Treffer
BGH Beschluss

Revision wegen Diebstahls nach Zurücknahme als unzulässig verworfen

Gericht
BGH
Spruchkörper
2. Strafsenat
Aktenzeichen
2 StR 661/67
Datum
06.12.1967
Rechtsgebiet
Strafrecht
Quelle
Der Angeklagte erklärte schriftlich die Rücknahme seiner Revision gegen das Urteil des Landgerichts Bonn. Der Bundesgerichtshof verwarf die Revision als unzulässig, weil die Rücknahmeerklärung verbindlich und nicht bedingt war. Ein Widerruf oder eine Anfechtung wegen Irrtums kommt nicht in Betracht.
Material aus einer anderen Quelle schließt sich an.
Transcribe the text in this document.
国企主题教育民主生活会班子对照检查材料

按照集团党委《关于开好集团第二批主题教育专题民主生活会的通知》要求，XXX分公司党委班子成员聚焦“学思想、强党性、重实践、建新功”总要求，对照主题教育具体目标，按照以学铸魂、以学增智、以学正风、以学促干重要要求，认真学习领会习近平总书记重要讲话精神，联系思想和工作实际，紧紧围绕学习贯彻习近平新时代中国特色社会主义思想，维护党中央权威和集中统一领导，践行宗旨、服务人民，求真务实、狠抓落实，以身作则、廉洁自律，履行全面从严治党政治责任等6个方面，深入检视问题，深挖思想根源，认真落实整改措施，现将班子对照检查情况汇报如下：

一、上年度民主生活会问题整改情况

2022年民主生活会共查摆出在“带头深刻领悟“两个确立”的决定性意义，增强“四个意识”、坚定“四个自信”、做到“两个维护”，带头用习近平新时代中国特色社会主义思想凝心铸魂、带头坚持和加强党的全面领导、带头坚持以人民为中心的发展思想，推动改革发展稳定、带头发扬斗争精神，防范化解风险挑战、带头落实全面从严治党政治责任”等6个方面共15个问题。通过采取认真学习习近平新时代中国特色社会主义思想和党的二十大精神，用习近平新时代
Ein behaupteter Fortsetzungszusammenhang sei nicht ersichtlich.

Abstrakte Rechtssätze

1

Die freiwillige, unbedingte Rücknahme einer Revision durch den Angeklagten ist verbindlich und kann nicht widerrufen, wegen Irrtums angefochten oder sonst zurückgenommen werden.

2

Eine Rücknahmeerklärung ist nur dann als bedingt anzusehen, wenn der Inhalt der Erklärung eine Bedingung eindeutig erkennen lässt; bloße nachträgliche Behauptungen genügen nicht.

3

Ist die Revision wirksam zurückgenommen, ist sie vom Revisionsgericht als unzulässig zu verwerfen.

4

Die Annahme eines Fortsetzungszusammenhangs zwischen Taten bedarf einer erkennbaren tatsächlichen Grundlage; bloße Behauptungen können die Wirksamkeit einer Rücknahme nicht in Frage stellen.

Vorinstanzen

Landgericht Bonn, 24. Juli 1967

Rubrum

BUNDESGERICHTSHOF 2 StR 661/67

BESCHLUSS

in der Strafsache

gegen

den Arbeiter Wolfgang ███ aus █████, geboren am ███ 1944 in ████, zur Zeit in anderer Sache in Strafhaft,

wegen Diebstahls im Rückfall u. a.

Der 2. Strafsenat des Bundesgerichtshofs hat nach Anhörung des Generalbundesanwalts in der Sitzung vom 6. Dezember 1967 gemäß § 349 Abs. 1 StPO

Tenor

Die Revision des Angeklagten gegen das Urteil des Landgerichts in Bonn vom 24. Juli 1967 wird auf seine Kosten als unzulässig verworfen.

Gründe

Der Angeklagte hat mit Schreiben vom 31. Juli 1967 erklärt, dass er die Revision zurücknehme. Seine Meinung, dass diese Erklärung mit einer Bedingung verbunden und daher unwirksam sei, trifft nach dem Inhalt des Schreibens nicht zu. Zwar mag der Angeklagte zur Zurücknahme durch die Annahme bewogen worden sein, dass der am 24. Juli 1967 abgeurteilte Diebstahl mit den Taten, die Gegenstand des Urteils des Schöffengerichts in Betzdorf/Sieg vom 28. Juli 1967 sind, eine fortgesetzte Handlung bilde und deshalb von diesem Urteil miterfasst werde. An die Bedingung, dass dies der Fall sei, hat er die Erklärung jedoch nicht geknüpft. An seine Zurücknahmeerklärung ist der Angeklagte gebunden. Sie kann nicht widerrufen, wegen Irrtums angefochten oder sonst zurückgenommen werden.

Im Übrigen sei darauf hingewiesen, dass der vom Angeklagten behauptete Fortsetzungszusammenhang offensichtlich nicht besteht.